Speaking of Jerusalem, it was amusing for me when, a while ago, a son of friends, a chef by profession, complained while on a visit to Israel that he couldn’t find any Jerusalem artichokes in the markets. A big fan of cooking with local produce, he got over his disappointment only after I explained to him that (besides having nothing to do with artichokes, which he knew) Jerusalem artichokes have nothing to do with Jerusalem.

The Jerusalem artichoke — Helianthus tuberosus, to call this member of the sunflower or helianthus family by its scientific name — is in fact an originally New World root vegetable that was widely cultivated in the Americas before the arrival of Columbus. Never very popular among European settlers there, it was eaten more widely in Europe, to which it was brought back for cultivation by French explorers; hence its early English name of “the French potato.” The French themselves, however, called it tupinambur, after the Tupinamba tribe of Brazil, a representative of which brought a Jerusalem artichoke to Paris as a gift in 1613.

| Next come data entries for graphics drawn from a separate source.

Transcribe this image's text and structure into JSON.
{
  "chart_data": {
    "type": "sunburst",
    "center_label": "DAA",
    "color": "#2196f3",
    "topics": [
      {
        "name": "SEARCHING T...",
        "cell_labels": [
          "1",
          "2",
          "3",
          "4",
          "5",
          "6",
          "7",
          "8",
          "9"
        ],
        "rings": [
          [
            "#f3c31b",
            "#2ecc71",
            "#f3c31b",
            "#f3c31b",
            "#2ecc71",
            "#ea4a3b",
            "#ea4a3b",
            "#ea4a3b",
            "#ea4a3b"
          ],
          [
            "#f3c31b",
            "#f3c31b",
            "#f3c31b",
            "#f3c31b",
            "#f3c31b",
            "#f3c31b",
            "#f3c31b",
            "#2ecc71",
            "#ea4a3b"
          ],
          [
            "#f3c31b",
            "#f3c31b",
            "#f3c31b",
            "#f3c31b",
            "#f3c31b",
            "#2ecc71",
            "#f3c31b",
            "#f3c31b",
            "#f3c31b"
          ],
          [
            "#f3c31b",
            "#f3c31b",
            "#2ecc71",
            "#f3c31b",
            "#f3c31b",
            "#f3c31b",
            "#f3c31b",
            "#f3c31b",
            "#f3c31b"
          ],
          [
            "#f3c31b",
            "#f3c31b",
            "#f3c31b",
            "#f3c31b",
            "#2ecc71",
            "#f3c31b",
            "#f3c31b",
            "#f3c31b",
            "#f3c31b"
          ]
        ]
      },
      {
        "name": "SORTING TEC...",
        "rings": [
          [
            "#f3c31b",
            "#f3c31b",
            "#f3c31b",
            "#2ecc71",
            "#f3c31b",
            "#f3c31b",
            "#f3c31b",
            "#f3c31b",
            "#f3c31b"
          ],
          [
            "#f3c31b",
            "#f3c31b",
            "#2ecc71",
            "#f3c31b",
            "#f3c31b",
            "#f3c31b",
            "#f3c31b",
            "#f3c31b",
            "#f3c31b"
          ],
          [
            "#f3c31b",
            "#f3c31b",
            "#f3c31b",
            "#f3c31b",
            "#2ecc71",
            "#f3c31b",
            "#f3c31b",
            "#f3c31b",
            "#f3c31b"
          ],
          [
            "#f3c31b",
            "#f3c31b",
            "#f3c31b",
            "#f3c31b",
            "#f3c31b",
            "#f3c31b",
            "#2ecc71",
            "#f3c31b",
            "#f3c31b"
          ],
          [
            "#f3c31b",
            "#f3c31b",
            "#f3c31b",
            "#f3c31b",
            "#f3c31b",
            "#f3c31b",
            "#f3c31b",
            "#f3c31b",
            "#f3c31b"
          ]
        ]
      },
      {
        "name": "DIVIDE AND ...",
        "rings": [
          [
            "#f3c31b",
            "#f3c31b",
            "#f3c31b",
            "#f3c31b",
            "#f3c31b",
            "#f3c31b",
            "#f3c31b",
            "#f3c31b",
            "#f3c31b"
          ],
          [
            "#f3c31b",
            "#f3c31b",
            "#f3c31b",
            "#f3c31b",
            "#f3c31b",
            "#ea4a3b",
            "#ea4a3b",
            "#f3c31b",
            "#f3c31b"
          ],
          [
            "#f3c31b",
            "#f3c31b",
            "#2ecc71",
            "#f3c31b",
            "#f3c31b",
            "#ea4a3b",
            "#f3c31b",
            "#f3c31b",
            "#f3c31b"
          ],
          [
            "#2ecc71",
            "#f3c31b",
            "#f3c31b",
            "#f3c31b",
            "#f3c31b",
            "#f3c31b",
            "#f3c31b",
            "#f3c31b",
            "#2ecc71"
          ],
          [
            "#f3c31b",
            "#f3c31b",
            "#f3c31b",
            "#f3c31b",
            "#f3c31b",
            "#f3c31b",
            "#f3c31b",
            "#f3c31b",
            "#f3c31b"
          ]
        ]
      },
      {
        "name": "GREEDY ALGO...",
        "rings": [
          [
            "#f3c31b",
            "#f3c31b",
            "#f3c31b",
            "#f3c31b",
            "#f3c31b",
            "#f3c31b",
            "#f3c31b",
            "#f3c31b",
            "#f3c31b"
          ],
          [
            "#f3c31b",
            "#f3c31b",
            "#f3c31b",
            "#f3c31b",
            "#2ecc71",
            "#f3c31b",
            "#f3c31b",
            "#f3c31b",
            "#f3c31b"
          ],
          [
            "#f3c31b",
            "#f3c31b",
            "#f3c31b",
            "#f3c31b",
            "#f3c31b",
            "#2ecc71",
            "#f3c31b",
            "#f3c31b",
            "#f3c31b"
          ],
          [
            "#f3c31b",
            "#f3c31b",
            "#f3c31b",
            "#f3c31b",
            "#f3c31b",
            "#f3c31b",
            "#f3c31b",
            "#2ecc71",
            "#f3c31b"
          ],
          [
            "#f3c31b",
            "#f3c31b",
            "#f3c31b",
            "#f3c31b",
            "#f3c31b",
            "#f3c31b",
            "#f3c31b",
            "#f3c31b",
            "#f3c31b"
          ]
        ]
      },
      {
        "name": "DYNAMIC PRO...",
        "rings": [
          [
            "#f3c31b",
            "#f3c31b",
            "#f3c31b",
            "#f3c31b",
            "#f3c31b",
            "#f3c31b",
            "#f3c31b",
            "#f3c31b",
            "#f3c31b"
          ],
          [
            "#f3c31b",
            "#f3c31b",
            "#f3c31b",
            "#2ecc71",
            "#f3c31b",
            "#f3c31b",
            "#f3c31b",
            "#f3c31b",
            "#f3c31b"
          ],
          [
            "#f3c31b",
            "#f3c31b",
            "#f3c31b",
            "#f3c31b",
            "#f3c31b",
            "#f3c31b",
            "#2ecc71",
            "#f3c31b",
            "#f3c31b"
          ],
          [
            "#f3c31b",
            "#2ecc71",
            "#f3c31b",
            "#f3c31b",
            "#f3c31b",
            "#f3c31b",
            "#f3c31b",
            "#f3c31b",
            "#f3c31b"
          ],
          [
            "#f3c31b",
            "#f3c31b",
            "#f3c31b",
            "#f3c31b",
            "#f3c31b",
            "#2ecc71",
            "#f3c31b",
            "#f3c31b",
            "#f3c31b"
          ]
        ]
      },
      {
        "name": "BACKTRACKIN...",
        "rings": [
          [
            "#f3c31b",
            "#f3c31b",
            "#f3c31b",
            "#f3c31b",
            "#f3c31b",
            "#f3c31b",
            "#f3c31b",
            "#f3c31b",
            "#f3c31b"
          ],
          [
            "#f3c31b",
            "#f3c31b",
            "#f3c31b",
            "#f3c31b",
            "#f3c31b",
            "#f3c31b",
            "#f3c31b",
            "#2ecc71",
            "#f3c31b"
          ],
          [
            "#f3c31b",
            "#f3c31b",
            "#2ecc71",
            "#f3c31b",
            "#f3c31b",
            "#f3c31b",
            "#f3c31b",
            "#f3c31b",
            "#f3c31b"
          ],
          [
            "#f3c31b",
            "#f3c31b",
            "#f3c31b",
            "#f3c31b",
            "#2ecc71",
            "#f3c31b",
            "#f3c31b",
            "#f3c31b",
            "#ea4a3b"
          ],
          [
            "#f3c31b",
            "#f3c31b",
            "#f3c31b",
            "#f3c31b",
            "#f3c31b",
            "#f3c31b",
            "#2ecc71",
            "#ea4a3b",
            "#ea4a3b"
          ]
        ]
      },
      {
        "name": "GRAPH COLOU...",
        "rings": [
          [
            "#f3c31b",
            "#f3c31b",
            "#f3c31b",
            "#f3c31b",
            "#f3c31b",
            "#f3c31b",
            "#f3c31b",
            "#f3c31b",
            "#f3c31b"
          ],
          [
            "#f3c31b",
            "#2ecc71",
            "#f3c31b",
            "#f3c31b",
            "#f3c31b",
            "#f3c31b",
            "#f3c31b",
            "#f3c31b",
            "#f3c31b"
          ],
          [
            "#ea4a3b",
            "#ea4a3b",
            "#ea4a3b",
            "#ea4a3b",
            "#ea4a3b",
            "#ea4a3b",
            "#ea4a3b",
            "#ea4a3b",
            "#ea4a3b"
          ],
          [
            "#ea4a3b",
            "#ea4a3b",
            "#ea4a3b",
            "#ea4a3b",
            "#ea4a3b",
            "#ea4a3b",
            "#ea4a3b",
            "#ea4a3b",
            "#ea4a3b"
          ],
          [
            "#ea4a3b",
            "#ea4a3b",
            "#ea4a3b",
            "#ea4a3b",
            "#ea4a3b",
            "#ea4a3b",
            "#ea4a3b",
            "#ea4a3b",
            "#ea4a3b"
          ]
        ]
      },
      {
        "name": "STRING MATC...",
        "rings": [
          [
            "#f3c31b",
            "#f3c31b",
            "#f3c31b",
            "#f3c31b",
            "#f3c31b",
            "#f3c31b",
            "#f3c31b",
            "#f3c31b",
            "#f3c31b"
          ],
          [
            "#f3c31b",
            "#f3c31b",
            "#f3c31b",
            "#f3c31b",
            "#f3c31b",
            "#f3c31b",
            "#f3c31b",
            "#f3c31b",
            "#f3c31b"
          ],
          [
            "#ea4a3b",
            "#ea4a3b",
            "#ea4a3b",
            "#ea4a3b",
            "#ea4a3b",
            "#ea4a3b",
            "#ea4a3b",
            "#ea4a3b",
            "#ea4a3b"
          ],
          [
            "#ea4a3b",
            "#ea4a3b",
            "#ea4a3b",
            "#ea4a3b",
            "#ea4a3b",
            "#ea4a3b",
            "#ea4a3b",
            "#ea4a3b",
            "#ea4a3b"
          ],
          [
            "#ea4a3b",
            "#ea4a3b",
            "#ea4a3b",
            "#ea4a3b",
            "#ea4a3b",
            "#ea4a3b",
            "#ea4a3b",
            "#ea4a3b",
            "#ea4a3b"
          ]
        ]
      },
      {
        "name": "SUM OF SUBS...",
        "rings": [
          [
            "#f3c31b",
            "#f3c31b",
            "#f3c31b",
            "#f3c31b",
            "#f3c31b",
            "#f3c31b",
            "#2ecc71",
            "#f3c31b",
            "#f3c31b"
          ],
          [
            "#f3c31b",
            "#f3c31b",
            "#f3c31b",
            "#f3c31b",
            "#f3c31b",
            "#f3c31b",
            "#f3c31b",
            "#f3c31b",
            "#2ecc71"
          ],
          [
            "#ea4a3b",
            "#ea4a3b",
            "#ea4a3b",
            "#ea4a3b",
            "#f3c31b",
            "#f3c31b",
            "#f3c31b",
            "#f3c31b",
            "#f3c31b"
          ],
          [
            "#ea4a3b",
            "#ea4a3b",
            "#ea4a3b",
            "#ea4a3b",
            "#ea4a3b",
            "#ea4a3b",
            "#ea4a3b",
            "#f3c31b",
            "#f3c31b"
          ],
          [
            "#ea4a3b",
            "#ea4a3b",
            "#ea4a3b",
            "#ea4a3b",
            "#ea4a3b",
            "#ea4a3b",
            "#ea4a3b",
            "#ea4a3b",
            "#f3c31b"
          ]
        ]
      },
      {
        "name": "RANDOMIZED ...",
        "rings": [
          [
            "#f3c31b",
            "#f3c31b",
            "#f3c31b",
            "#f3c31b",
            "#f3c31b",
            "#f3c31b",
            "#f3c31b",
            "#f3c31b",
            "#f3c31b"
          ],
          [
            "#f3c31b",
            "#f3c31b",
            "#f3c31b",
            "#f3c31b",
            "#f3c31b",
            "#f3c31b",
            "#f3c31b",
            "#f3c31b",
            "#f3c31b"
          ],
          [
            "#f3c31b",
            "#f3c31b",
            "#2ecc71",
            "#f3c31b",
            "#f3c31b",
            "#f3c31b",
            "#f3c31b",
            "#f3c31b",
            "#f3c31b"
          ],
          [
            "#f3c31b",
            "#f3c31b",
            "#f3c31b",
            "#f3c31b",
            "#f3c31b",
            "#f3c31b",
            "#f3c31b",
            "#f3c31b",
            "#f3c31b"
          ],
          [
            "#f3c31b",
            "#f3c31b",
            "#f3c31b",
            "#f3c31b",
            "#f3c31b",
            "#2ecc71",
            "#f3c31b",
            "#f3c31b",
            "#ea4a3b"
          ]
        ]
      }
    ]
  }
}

But it was the Italians who gave us “Jerusalem artichoke.” Struck by the plant’s similarity to the sunflower with its yellow, daisylike flowers that turn to the sun and its ovoid, hairy leaves, and by its root’s resemblance to the root of an artichoke, they took to calling it, in some dialects, articiocco girasole, the “sunflower artichoke.” (The word girasole is formed from Italian girare, to turn, and sole, sun.) Yet at some point, girasole became confused in popular speech with the Italian name for Jerusalem, Gerusalemme, resulting in articiocco gerusalemme, which was carried to the United States by 19th-century Italian immigrants even as it was being forgotten in Italy. Today, Americans call their own native plant “Jerusalem artichoke,” Italians call it carciofo, a word that comes from Arabic, and few people in Jerusalem even know what it is. The tricks that language sometimes likes to play on us!